India's International Financial Services Centre is positioning itself as an aircraft leasing hub. The regulatory architecture is in place, the question is whether lessors will come.
Gujarat International Finance Tec-City, or GIFT City, represents India's most ambitious attempt to capture a share of the $300 billion global aircraft leasing market. The International Financial Services Centre Authority has established a regulatory framework that offers competitive tax treatment, single-window approvals, and a legal structure modelled on Ireland's — the country that currently dominates global aircraft leasing with over 50 per cent market share.
The economics are compelling. Indian airlines are expected to add over 1,500 aircraft to their fleets by 2035. Currently, virtually all these aircraft are leased through entities based in Dublin, Singapore, or the Cayman Islands. If even a fraction of this business were routed through GIFT City, it would create a significant financial services ecosystem — generating employment, tax revenue, and institutional expertise in aviation finance.

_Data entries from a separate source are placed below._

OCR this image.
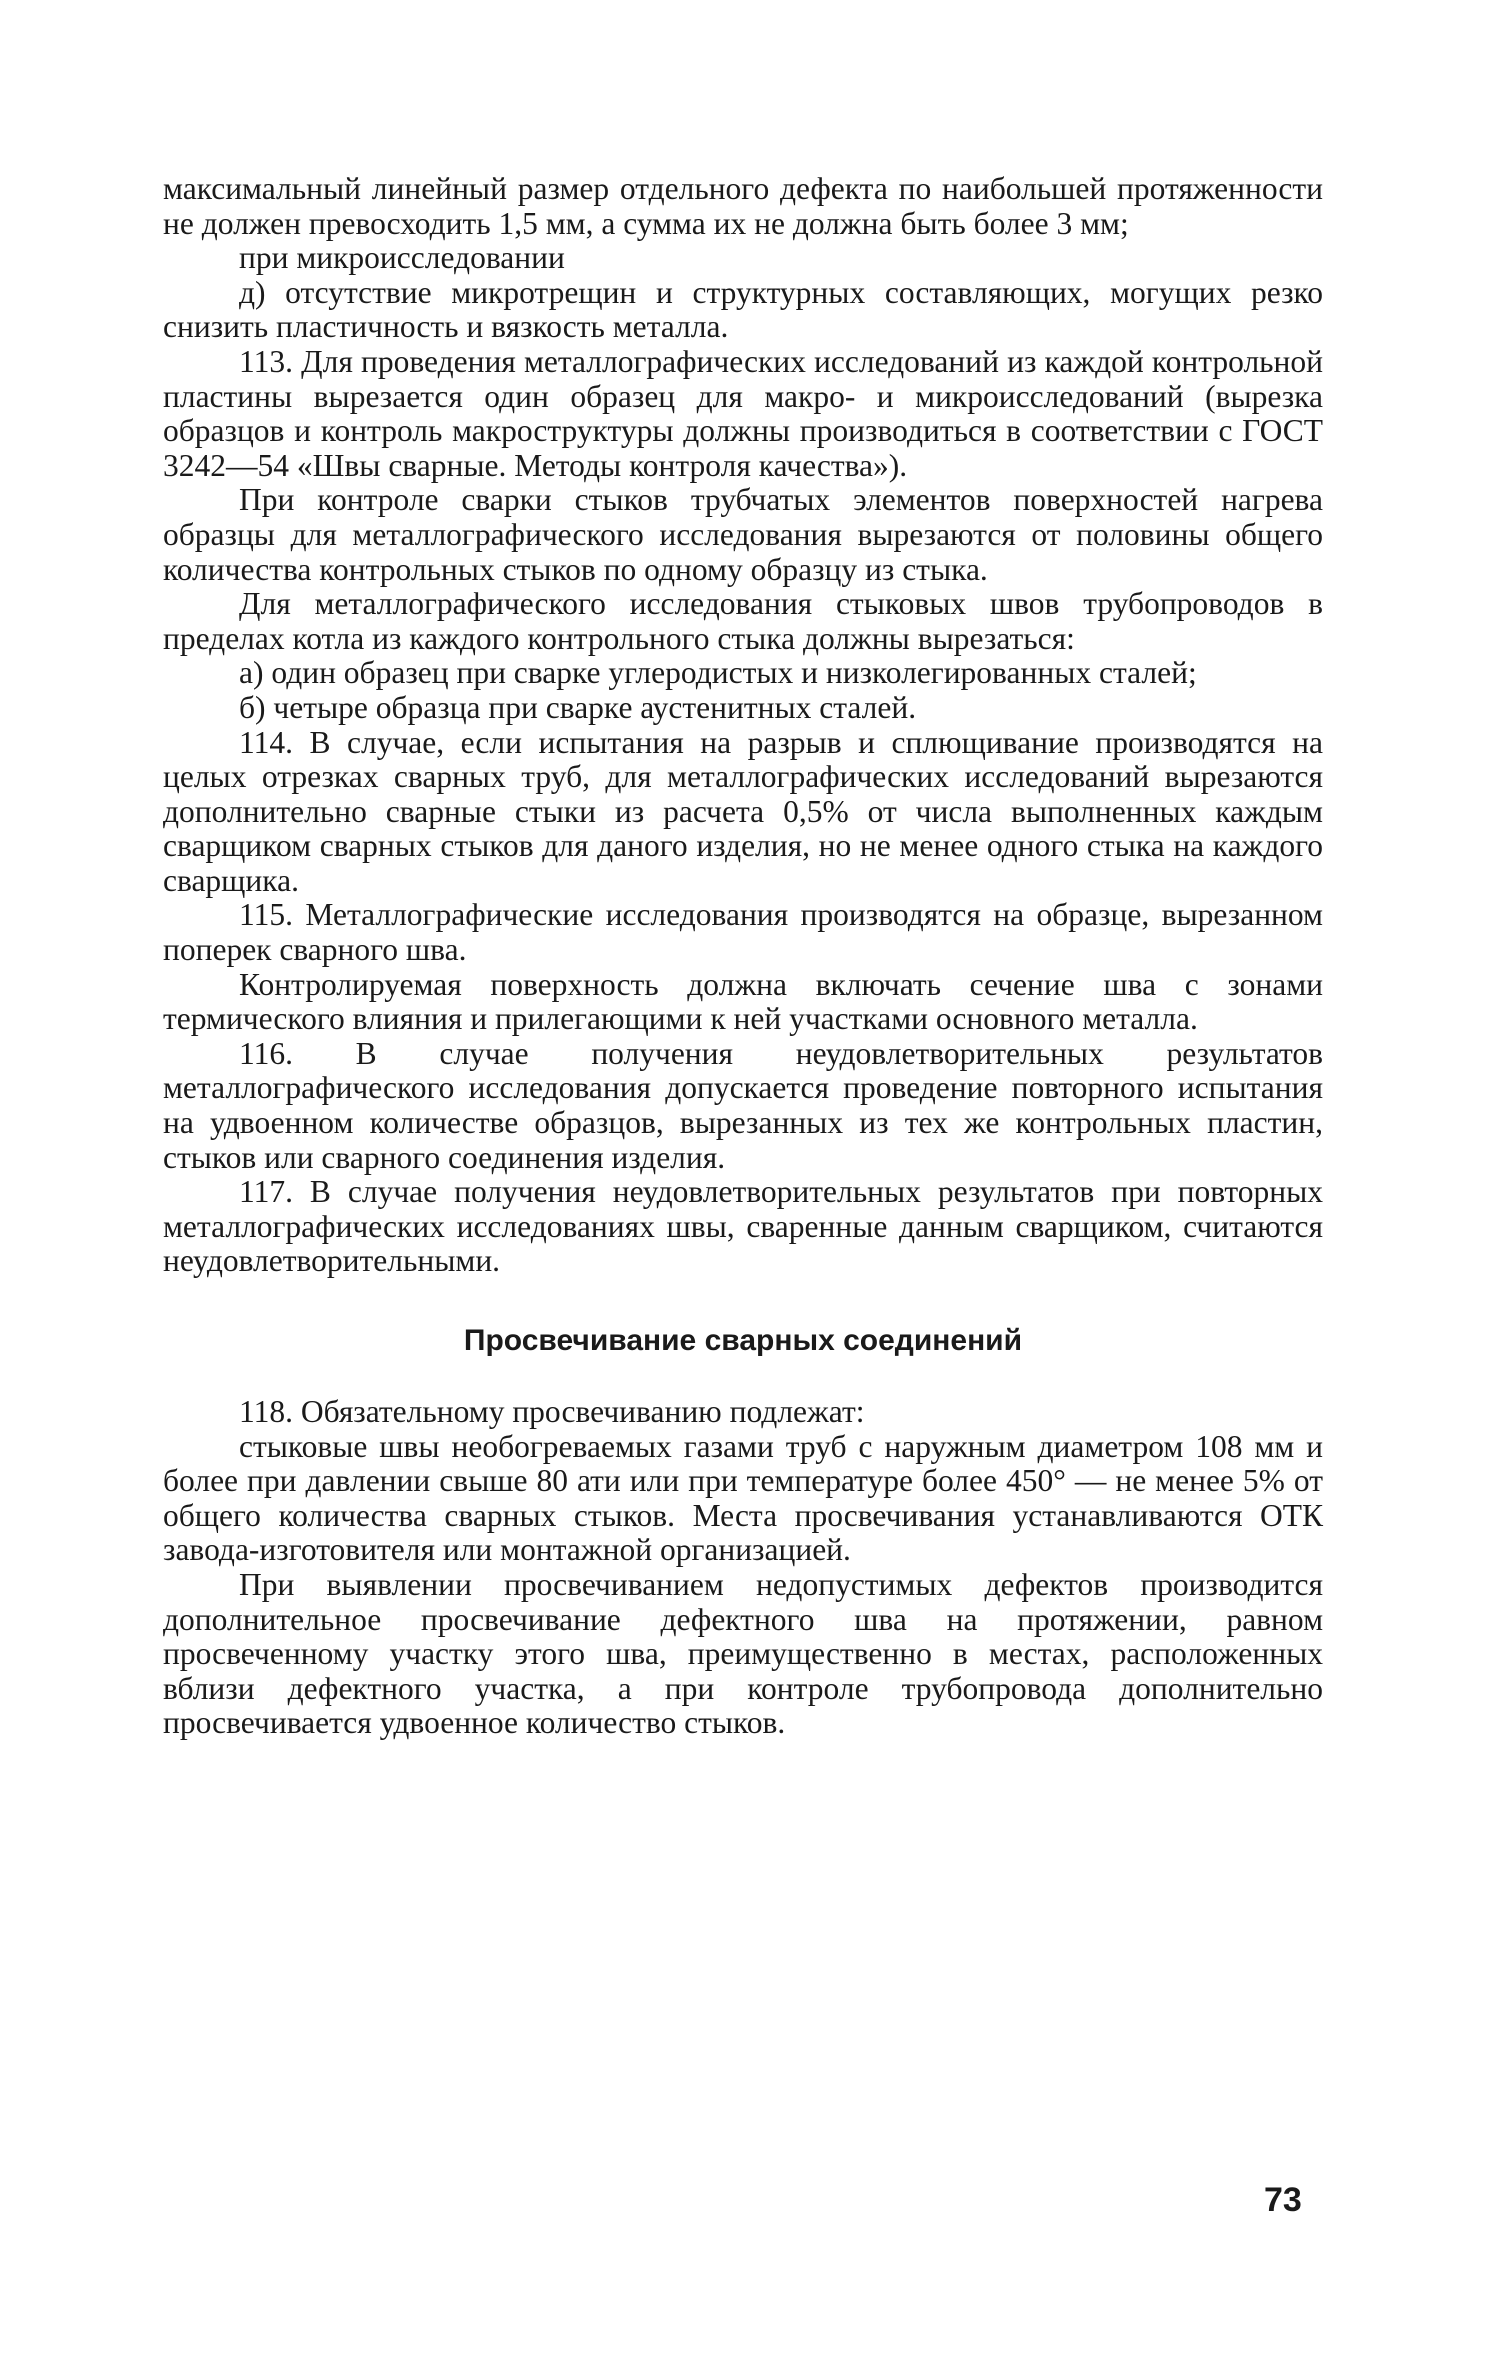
максимальный линейный размер отдельного дефекта по наибольшей протяженности не должен превосходить 1,5 мм, а сумма их не должна быть более 3 мм;

при микроисследовании

д) отсутствие микротрещин и структурных составляющих, могущих резко снизить пластичность и вязкость металла.

113. Для проведения металлографических исследований из каждой контрольной пластины вырезается один образец для макро- и микроисследований (вырезка образцов и контроль макроструктуры должны производиться в соответствии с ГОСТ 3242—54 «Швы сварные. Методы контроля качества»).

При контроле сварки стыков трубчатых элементов поверхностей нагрева образцы для металлографического исследования вырезаются от половины общего количества контрольных стыков по одному образцу из стыка.

Для металлографического исследования стыковых швов трубопроводов в пределах котла из каждого контрольного стыка должны вырезаться:

а) один образец при сварке углеродистых и низколегированных сталей;

б) четыре образца при сварке аустенитных сталей.

114. В случае, если испытания на разрыв и сплющивание производятся на целых отрезках сварных труб, для металлографических исследований вырезаются дополнительно сварные стыки из расчета 0,5% от числа выполненных каждым сварщиком сварных стыков для даного изделия, но не менее одного стыка на каждого сварщика.

115. Металлографические исследования производятся на образце, вырезанном поперек сварного шва.

Контролируемая поверхность должна включать сечение шва с зонами термического влияния и прилегающими к ней участками основного металла.

116. В случае получения неудовлетворительных результатов металлографического исследования допускается проведение повторного испытания на удвоенном количестве образцов, вырезанных из тех же контрольных пластин, стыков или сварного соединения изделия.

117. В случае получения неудовлетворительных результатов при повторных металлографических исследованиях швы, сваренные данным сварщиком, считаются неудовлетворительными.

Просвечивание сварных соединений

118. Обязательному просвечиванию подлежат:

стыковые швы необогреваемых газами труб с наружным диаметром 108 мм и более при давлении свыше 80 ати или при температуре более 450° — не менее 5% от общего количества сварных стыков. Места просвечивания устанавливаются ОТК завода-изготовителя или монтажной организацией.

При выявлении просвечиванием недопустимых дефектов производится дополнительное просвечивание дефектного шва на протяжении, равном просвеченному участку этого шва, преимущественно в местах, расположенных вблизи дефектного участка, а при контроле трубопровода дополнительно просвечивается удвоенное количество стыков.

73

Several lessors have established subsidiaries in GIFT City, including SMBC Aviation Capital and BOC Aviation. The Aircraft Objects Act, which gives India a Cape Town Convention-compliant framework for aircraft repossession, has improved lessor confidence. But the real test is whether GIFT City can attract the deep pool of financing talent — lawyers, structurers, risk managers — that makes Dublin's aircraft leasing cluster self-sustaining.